After the closing bell on Thursday, discount retailer Five Below (FIVE) released its holiday sales data and an updated outlook for the fourth quarter. Here’s what this news means for mutual fund investors. Following the news, shares fell nearly 15% on Friday morning.
Inside the News
The company reported net sales for the nine-week period ended January 3 of $230.7 million, a 24.5% increase from $185.3 million in the same period last year.
Comparable store sales rose 3.2% during this period.
Five Below now expects to see Q4 net sales between $262 million and $263 million. Net income is now expected to be between $32.5 million and 33 million. On a per share basis, EPS is expected to be between 59 and 60 cents. On average, analysts are expecting to see revenue of $265.75 million and 61 cents per share in earnings.

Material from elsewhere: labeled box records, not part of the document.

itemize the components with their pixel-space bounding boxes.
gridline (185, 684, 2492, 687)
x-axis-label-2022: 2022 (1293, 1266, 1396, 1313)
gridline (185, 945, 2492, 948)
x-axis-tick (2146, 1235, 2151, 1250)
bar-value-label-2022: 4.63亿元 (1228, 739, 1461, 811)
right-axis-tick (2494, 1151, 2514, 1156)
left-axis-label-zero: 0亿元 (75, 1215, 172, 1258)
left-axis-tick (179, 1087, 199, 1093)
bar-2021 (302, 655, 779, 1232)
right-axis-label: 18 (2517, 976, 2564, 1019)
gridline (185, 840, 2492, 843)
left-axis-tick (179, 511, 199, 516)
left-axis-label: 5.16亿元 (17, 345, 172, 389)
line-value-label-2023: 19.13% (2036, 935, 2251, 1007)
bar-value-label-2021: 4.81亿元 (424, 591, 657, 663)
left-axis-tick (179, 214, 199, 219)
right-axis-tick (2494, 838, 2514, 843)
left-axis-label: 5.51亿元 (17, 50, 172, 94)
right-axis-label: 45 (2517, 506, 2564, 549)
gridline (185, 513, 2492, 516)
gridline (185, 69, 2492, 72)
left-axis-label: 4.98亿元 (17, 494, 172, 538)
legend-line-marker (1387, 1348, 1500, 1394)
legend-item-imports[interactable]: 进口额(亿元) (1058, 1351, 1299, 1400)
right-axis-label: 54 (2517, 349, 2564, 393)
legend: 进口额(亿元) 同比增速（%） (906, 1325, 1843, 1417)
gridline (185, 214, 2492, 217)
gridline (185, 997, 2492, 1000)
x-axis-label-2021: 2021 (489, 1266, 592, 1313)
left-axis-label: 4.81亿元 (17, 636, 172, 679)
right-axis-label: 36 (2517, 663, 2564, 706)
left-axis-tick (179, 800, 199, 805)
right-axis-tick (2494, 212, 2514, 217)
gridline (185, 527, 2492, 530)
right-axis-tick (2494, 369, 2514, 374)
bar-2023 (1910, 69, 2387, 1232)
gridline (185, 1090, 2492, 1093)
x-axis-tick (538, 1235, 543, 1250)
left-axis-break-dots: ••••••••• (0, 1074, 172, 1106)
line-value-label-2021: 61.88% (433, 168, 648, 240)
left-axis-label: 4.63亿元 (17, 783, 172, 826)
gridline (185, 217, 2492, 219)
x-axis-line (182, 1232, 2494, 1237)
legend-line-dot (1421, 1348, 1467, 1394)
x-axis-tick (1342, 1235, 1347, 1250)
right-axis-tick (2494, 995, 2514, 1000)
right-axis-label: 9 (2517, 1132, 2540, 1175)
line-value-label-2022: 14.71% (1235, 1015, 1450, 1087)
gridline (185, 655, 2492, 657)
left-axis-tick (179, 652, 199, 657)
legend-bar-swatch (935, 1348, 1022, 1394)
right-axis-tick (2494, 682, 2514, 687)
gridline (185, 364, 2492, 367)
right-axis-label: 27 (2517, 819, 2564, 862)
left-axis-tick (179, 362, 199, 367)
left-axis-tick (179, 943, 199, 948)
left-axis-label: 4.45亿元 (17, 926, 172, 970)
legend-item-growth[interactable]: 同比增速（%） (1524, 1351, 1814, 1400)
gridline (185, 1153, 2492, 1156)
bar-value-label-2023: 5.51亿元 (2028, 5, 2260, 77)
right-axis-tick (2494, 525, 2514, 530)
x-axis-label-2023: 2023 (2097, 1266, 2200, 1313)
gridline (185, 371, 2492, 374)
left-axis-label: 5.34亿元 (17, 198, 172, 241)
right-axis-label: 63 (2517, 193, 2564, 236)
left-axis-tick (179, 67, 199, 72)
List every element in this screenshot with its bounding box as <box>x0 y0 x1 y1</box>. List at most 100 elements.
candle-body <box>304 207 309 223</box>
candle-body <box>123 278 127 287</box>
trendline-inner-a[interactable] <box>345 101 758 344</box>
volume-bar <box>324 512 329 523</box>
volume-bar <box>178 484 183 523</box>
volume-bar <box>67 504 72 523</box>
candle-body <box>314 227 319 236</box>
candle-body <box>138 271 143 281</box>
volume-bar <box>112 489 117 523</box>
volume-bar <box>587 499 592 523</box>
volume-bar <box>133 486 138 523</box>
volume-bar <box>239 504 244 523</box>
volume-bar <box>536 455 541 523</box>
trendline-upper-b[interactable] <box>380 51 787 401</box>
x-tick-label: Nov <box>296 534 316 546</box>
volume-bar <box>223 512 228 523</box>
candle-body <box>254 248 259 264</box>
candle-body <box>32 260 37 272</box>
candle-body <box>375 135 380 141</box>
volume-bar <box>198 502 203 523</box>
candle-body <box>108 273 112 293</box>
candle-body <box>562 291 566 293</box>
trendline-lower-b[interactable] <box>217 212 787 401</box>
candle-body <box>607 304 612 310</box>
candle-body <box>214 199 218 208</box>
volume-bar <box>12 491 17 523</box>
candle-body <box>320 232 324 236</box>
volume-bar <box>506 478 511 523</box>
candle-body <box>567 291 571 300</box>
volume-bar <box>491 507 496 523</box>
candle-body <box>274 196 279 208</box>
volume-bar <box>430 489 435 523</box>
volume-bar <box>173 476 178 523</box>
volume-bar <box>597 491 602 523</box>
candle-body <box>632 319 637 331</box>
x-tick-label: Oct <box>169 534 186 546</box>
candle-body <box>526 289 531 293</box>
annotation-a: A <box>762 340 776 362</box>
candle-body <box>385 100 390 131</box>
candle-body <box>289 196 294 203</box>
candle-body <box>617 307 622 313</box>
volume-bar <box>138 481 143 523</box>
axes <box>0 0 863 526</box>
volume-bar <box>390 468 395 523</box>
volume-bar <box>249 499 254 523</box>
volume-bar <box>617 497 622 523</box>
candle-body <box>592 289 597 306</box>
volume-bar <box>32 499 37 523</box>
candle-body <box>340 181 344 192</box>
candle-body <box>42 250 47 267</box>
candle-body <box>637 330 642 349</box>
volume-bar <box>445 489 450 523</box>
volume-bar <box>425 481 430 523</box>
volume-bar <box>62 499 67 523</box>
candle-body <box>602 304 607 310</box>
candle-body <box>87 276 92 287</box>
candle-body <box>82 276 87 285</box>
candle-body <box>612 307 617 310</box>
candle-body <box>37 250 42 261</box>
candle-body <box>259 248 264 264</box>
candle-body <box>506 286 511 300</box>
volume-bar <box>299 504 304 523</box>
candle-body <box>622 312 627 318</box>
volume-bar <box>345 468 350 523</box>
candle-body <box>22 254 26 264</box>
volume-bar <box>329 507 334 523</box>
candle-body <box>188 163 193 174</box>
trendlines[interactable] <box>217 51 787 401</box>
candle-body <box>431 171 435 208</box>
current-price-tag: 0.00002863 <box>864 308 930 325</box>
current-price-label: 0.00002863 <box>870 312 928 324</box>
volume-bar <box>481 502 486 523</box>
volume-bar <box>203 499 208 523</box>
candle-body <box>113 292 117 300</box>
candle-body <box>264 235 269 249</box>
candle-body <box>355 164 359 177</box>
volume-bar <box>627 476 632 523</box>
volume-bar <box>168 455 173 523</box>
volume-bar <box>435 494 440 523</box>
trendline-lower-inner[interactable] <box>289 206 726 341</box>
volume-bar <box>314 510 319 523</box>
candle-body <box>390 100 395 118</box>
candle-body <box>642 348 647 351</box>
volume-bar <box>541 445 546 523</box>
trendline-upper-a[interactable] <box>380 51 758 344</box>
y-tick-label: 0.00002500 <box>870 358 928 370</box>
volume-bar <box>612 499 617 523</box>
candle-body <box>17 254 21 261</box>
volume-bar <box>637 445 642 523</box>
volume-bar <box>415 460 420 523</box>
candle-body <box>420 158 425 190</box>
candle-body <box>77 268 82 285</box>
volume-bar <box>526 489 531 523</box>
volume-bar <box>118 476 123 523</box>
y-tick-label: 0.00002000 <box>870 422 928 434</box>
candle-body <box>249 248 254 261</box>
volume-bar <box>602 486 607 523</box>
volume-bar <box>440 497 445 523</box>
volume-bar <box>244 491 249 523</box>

Investors Could Remain Cautious
With its high price-to-earnings ratio and its lower guidance, a pullback may be inevitable for Five Below. Fund managers and investors should remain cautious on FIVE and wait for the stock to bottom out.
Mutual Funds to Watch
Investors interested in Five Below may also be interested in the funds listed below. These funds currently have the largest stakes in the company.
|PRNHX||T. Rowe Price New Horizons||7.94%|
|SGROX||Wells Fargo Advantage Growth||5.76%|
|GGOAX||Goldman Sachs Growth Opportunities||3.54%|
The Bottom Line
The funds above allow investors to gain exposure to Five Below while remaining diversified. Investors interested in Five Below may also be interested in Big Lots (BIG) and Dollar Tree (DLTR).